In the crowded, sweltering choirloft where hundreds of families had taken refuge, there is no water, no toilets, no food. Infants were sprawled on a dirty floor, and emotions were raw from fatigue, hunger and desperation.
I visited an orphanage where the children had been huddled on the second floor for these long three weeks. (The ground floor was filled with mud) There I met a little boy named Watson, who greeted me with a smile and a fist pump. As I was leaving, he said: "Stay with us." I told him that I couldn't but promised I would come back. Watson said. "I will pray for you."
I know as I write this, Watson and the other orphans are still on the upper floor of the orphanage, the babies are still sleeping on the church floor, the man with his bucket is still hauling mud, families are still stranded on rooftops and they are still hungry in sweltering makeshift shelters.
While the tsunami prompted a generous and immediate response from the international community, the situation in Haiti has largely gone unnoticed. Haiti and its people urgently need our help - especially the most vulnerable, the children.

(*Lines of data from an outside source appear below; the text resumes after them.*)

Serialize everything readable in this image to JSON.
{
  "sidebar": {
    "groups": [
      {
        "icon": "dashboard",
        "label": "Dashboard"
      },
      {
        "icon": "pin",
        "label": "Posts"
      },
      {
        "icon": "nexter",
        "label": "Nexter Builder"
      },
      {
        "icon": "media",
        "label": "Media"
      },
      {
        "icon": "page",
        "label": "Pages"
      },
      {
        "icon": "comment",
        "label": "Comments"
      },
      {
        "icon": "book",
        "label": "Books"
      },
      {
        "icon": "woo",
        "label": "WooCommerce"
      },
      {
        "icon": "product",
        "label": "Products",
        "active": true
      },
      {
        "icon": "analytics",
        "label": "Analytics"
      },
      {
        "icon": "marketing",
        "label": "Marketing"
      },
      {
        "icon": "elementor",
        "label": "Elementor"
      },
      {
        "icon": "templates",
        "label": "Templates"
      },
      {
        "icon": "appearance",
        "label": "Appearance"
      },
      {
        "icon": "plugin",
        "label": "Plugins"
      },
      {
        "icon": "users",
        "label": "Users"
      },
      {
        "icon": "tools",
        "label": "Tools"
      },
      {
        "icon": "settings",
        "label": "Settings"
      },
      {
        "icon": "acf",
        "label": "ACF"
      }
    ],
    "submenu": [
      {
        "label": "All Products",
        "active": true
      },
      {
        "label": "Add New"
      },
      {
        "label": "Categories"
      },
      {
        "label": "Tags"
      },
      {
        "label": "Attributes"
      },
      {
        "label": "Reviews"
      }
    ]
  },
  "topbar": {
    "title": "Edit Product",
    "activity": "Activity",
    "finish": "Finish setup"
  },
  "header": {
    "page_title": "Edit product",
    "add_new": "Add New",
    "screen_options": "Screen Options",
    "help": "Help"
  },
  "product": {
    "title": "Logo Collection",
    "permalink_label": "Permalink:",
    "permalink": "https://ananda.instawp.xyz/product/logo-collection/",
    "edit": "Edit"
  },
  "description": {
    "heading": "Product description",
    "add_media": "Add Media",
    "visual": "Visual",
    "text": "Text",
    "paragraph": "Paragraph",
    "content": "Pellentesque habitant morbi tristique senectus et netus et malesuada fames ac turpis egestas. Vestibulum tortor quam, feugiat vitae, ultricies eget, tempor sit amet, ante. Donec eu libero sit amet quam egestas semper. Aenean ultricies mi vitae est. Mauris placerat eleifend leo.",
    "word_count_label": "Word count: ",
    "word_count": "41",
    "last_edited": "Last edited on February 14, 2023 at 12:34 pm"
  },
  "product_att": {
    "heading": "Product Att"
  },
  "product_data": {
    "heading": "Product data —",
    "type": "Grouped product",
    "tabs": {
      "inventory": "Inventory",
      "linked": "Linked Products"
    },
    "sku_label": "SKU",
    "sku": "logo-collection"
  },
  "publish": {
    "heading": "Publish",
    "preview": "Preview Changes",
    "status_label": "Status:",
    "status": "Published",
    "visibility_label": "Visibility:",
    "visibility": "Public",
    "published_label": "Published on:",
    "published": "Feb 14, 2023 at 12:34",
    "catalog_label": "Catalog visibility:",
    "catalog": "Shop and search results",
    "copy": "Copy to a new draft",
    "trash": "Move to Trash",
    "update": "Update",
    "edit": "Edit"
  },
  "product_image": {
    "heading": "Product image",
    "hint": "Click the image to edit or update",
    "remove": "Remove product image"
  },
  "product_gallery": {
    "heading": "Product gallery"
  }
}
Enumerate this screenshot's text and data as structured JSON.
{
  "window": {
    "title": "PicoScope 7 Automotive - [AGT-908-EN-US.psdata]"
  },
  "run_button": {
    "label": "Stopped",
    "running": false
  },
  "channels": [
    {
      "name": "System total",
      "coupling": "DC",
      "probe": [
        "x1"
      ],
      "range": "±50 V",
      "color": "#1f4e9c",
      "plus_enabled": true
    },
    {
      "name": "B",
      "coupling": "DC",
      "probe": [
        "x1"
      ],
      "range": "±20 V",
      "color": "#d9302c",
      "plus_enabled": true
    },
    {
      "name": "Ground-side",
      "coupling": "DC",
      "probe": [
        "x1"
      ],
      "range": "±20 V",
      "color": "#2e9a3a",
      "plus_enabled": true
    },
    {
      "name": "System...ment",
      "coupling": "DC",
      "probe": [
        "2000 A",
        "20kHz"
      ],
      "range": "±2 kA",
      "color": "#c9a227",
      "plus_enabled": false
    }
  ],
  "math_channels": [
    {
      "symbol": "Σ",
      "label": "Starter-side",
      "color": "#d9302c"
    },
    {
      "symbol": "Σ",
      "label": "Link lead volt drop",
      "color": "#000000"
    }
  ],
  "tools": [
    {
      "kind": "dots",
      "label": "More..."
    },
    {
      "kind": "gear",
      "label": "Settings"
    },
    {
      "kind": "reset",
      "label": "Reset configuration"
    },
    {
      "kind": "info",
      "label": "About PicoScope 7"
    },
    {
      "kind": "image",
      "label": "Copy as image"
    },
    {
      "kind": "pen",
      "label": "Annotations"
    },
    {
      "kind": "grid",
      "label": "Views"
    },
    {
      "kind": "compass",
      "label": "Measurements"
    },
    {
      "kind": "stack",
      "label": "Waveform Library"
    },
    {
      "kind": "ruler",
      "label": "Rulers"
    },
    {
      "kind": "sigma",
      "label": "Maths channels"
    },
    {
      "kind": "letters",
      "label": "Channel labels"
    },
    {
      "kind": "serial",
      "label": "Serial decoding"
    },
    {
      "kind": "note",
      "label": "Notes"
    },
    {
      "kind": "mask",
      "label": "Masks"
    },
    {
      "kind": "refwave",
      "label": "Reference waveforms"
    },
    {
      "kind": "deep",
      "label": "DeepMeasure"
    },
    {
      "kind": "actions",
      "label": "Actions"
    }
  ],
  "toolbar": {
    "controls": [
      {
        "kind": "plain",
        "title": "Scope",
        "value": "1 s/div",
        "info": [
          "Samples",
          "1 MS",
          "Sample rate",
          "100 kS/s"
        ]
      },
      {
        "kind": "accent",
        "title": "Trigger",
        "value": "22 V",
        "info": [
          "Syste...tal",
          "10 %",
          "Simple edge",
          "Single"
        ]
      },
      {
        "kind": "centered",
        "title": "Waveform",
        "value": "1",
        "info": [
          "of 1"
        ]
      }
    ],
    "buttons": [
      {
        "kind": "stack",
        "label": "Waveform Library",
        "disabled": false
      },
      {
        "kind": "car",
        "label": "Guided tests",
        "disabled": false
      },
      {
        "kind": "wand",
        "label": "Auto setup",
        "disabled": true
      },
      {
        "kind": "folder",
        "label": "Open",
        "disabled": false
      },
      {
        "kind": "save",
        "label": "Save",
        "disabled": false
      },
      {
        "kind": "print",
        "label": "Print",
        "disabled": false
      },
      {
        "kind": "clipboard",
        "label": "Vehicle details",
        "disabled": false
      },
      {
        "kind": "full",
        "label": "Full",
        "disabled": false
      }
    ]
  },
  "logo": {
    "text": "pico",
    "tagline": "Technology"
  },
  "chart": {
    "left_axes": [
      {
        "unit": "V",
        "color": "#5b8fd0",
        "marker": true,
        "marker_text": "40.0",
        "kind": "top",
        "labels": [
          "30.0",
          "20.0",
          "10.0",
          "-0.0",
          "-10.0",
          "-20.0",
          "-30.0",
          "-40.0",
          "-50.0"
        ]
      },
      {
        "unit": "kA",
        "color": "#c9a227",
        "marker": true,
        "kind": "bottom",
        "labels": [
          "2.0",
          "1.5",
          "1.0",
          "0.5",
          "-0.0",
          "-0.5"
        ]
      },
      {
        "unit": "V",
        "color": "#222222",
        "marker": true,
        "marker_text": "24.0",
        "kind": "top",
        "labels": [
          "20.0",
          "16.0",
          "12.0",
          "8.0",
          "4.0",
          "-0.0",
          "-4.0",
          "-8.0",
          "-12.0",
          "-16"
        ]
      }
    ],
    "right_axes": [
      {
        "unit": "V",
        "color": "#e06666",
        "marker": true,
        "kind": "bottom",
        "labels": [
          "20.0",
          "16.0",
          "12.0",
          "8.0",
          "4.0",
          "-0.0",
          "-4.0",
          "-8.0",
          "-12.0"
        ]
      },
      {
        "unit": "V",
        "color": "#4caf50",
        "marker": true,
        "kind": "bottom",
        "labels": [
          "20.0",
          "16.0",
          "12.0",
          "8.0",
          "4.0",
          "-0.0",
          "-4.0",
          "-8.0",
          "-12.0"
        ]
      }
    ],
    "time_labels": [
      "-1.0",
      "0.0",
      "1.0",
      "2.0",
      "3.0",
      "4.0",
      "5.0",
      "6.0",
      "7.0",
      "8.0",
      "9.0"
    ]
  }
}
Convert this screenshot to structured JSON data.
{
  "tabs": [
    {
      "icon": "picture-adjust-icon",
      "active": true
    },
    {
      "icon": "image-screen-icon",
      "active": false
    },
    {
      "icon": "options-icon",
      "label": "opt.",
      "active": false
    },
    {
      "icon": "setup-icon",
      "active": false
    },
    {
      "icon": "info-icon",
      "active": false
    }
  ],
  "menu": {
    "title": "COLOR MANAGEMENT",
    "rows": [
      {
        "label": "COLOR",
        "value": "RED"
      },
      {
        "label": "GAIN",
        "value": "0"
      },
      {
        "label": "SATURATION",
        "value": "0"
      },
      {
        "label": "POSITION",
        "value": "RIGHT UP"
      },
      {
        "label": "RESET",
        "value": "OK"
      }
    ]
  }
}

The enormity of this catastrophe has overwhelmed the impoverished Haitian government and the UN agencies that are struggling to sustain human life there.
International and local aid workers on the ground have made a remarkable commitment to provide humanitarian assistance. But they cannot do it alone. I realize these are not easy times for Americans. But a small donation goes a very long way. For many of these families, who are, after all, our neighbors, it will mean the difference between life and death.